If both parents are carriers for both traits (dihybrid, unlinked):
- Punnett ratio 9:3:3:1 (normal : CF only : SCD only : both disorders).
- Probability child has exactly one disorder (CF or SCD, not both) $= \frac{3+3}{16}=\frac{6}{16}=37.5\%$ .

Screening & Testing Notes

Newborn screening in U.S. includes CF and sickle-cell testing (identifies homozygotes & many carriers).
CFTR mutation panels: 25-mutation vs newer expanded panels – improved detection in diverse ancestries.
- Hispanics: 57% → 72% detection.
- African Americans: 69% → 81%.
- Europeans: 90% → 92.6%.
Gene sequencing recommended when family-specific mutation known.

Ethical / Practical Implications

Carrier detection informs reproductive choices & enables early intervention (e.g., PKU diet; CF treatments).
Importance of culturally appropriate counseling as prevalence varies across ancestries.
Risk estimates assume random mating; consanguinity or population stratification alters probabilities.

Study Question Recap (with answers)

Autosomal recessive prevalence $=1/625$ ⇒
- $q^2=1/625 \Rightarrow q = \sqrt{1/625}=0.04$ , $p=0.96$ .
- Carrier $2pq = 0.077 \;(7.7\%)$ → Answer D.
Probability of being carrier of CF (1/65) and SCD (1/12): $\frac{1}{65}\times\frac{1}{12}=0.00128 \;(0.13\%)$ → C.
Prevalence SCD with carrier rate 1/12:
$\bigl(\tfrac{1}{12}\bigr)^2 \times \tfrac14 = \tfrac{1}{576}$ → D.
Both parents carriers for both disorders → probability child has CF or SCD only = 37.5% → C.

Quick Reference Equations

Allele sum: $p+q=1$ .
Genotype expansion: $(p+q)^2 = p^2 + 2pq + q^2$ .
Carrier frequency (recessive): $2pq = 2(1-q)q \approx 2q$ when $q \ll 1$ .
Conditional carrier probability in sibship (one affected): $\frac{2}{3}$ .
Multiplication rule: $P(A \cap B) = P(A)P(B)$ (independent).
Addition rule: $P(A\cup B) = P(A)+P(B)$ (mutually exclusive).

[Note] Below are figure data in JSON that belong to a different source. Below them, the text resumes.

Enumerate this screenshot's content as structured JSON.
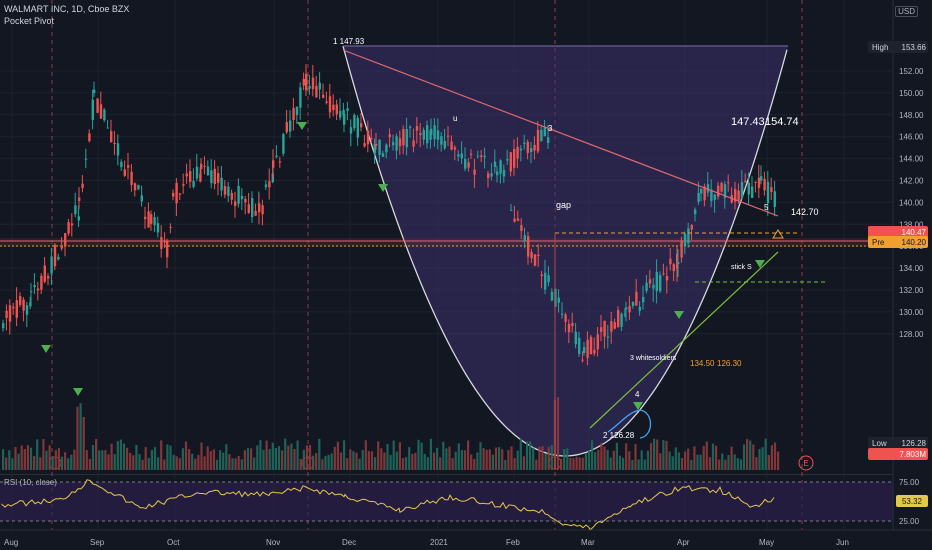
{
  "legend": {
    "symbol": "WALMART INC, 1D, Cboe BZX",
    "indicator": "Pocket Pivot"
  },
  "currency": "USD",
  "rsi_legend": "RSI (10, close)",
  "colors": {
    "background": "#131722",
    "up": "#26a69a",
    "down": "#ef5350",
    "pattern_fill": "#3b2f6b",
    "cup_curve": "#d8d8e0",
    "trend_red": "#e0696f",
    "trend_green": "#7cc13a",
    "marker": "#4caf50",
    "orange": "#f0a030",
    "rsi_line": "#e3c84c",
    "rsi_fill": "#2c1f4a"
  },
  "price_axis": {
    "ticks": [
      "152.00",
      "150.00",
      "148.00",
      "146.00",
      "144.00",
      "142.00",
      "140.00",
      "138.00",
      "136.00",
      "134.00",
      "132.00",
      "130.00",
      "128.00"
    ],
    "high_tag": {
      "label": "High",
      "value": "153.66"
    },
    "pre_tag": {
      "label": "Pre",
      "value": "140.20"
    },
    "last_tag": {
      "label": "",
      "value": "140.47"
    },
    "low_tag": {
      "label": "Low",
      "value": "126.28"
    },
    "volume_tag": {
      "value": "7.803M"
    }
  },
  "rsi_axis": {
    "ticks": [
      "75.00",
      "25.00"
    ],
    "value_tag": "53.32"
  },
  "time_axis": [
    "Aug",
    "Sep",
    "Oct",
    "Nov",
    "Dec",
    "2021",
    "Feb",
    "Mar",
    "Apr",
    "May",
    "Jun"
  ],
  "annotations": {
    "top_label": "1 147.93",
    "peak_u": "u",
    "point3": "3",
    "gap": "gap",
    "target_left": "147.43",
    "target_right": "154.74",
    "point5": "5",
    "level_142": "142.70",
    "stick": "stick S",
    "three_soldiers": "3 whitesoldiers",
    "level_134": "134.50",
    "level_126": "126.30",
    "point4": "4",
    "bottom_label": "2 126.28",
    "earnings": "E"
  },
  "chart_data": {
    "type": "candlestick",
    "title": "WALMART INC, 1D, Cboe BZX",
    "x": [
      "Aug",
      "Sep",
      "Oct",
      "Nov",
      "Dec",
      "2021",
      "Feb",
      "Mar",
      "Apr",
      "May",
      "Jun"
    ],
    "ylim": [
      126,
      154
    ],
    "price_path": [
      {
        "date": "Aug start",
        "close": 129.5
      },
      {
        "date": "Aug mid",
        "close": 131.0
      },
      {
        "date": "late Aug",
        "close": 139.5
      },
      {
        "date": "Aug end",
        "close": 149.5
      },
      {
        "date": "Sep mid",
        "close": 138.0
      },
      {
        "date": "Sep end",
        "close": 136.0
      },
      {
        "date": "Oct start",
        "close": 140.5
      },
      {
        "date": "Oct mid",
        "close": 143.0
      },
      {
        "date": "Oct end",
        "close": 139.0
      },
      {
        "date": "Nov start",
        "close": 143.0
      },
      {
        "date": "Nov mid",
        "close": 151.0
      },
      {
        "date": "Dec start",
        "close": 147.93
      },
      {
        "date": "Dec mid",
        "close": 145.0
      },
      {
        "date": "2021 start",
        "close": 146.5
      },
      {
        "date": "Jan mid",
        "close": 143.5
      },
      {
        "date": "Feb start",
        "close": 143.0
      },
      {
        "date": "Feb mid",
        "close": 146.5
      },
      {
        "date": "Feb late",
        "close": 139.0
      },
      {
        "date": "Mar start",
        "close": 126.28
      },
      {
        "date": "Mar mid",
        "close": 130.0
      },
      {
        "date": "Apr start",
        "close": 134.5
      },
      {
        "date": "Apr mid",
        "close": 140.5
      },
      {
        "date": "May start",
        "close": 141.5
      },
      {
        "date": "May mid",
        "close": 140.47
      }
    ],
    "high": 153.66,
    "low": 126.28,
    "last": 140.47,
    "premarket": 140.2,
    "volume_last": "7.803M",
    "rsi": {
      "period": 10,
      "last": 53.32,
      "levels": [
        75,
        25
      ]
    }
  }
}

Connections to Broader Topics

Independent assortment underlies modern linkage analysis; exceptions (linkage) used in gene mapping.
Hardy–Weinberg deviations signal forces such as selection (e.g., heterozygote advantage in malaria), non-random mating, genetic drift.
Concepts extend to polygenic risk when each locus obeys Mendelian probabilities.